“That?” said Corentin. “You have walked into a trap. That man has three packs of cards in his shoes; you can see that by the place of his foot in the shoe; besides, a peace-officer need wear no disguise.”
Corentin hurried downstairs to verify his suspicions: Carlos was getting into the fly.
“Hallo! Monsieur l’Abbe!” cried Corentin.
Carlos looked around, saw Corentin, and got in quickly. Still, Corentin had time to say:
“That was all I wanted to know.—Quai Malaquais,” he shouted to the driver with diabolical mockery in his tone and expression.
“I am done!” said Jacques Collin to himself. “They have got me. I must get ahead of them by sheer pace, and, above all, find out what they want of us.”
Corentin had seen the Abbe Carlos Herrera five or six times, and the man’s eyes were unforgettable. Corentin had suspected him at once from the cut of his shoulders, then by his puffy face, and the trick of three inches of added height gained by a heel inside the shoe.
“Ah! old fellow, they have drawn you,” said Corentin, finding no one in the room but Peyrade and Contenson.
“Who?” cried Peyrade, with metallic hardness; “I will spend my last days in putting him on a gridiron and turning him on it.”
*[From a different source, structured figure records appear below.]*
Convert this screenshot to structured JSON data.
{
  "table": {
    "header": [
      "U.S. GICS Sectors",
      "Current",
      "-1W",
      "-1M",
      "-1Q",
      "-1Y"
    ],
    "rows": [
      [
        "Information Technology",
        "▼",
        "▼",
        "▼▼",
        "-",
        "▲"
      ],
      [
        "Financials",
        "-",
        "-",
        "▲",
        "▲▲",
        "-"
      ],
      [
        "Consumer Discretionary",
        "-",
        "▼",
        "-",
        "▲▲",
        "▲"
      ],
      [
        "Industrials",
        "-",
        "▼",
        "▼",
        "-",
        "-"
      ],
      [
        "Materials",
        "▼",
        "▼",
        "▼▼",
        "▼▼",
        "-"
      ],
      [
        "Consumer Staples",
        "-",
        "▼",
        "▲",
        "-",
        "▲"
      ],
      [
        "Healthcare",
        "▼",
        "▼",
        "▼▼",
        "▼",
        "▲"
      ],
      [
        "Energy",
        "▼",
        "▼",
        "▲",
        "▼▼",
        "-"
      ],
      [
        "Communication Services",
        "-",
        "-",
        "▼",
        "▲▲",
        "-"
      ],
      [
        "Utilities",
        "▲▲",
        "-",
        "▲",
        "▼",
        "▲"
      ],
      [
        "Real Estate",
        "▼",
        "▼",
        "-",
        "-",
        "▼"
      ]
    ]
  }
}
“It is the Abbe Carlos Herrera, the Corentin of Spain, as I suppose. This explains everything. The Spaniard is a demon of the first water, who has tried to make a fortune for that little young man by coining money out of a pretty baggage’s bolster.—It is your lookout if you think you can measure your skill with a man who seems to me the very devil to deal with.”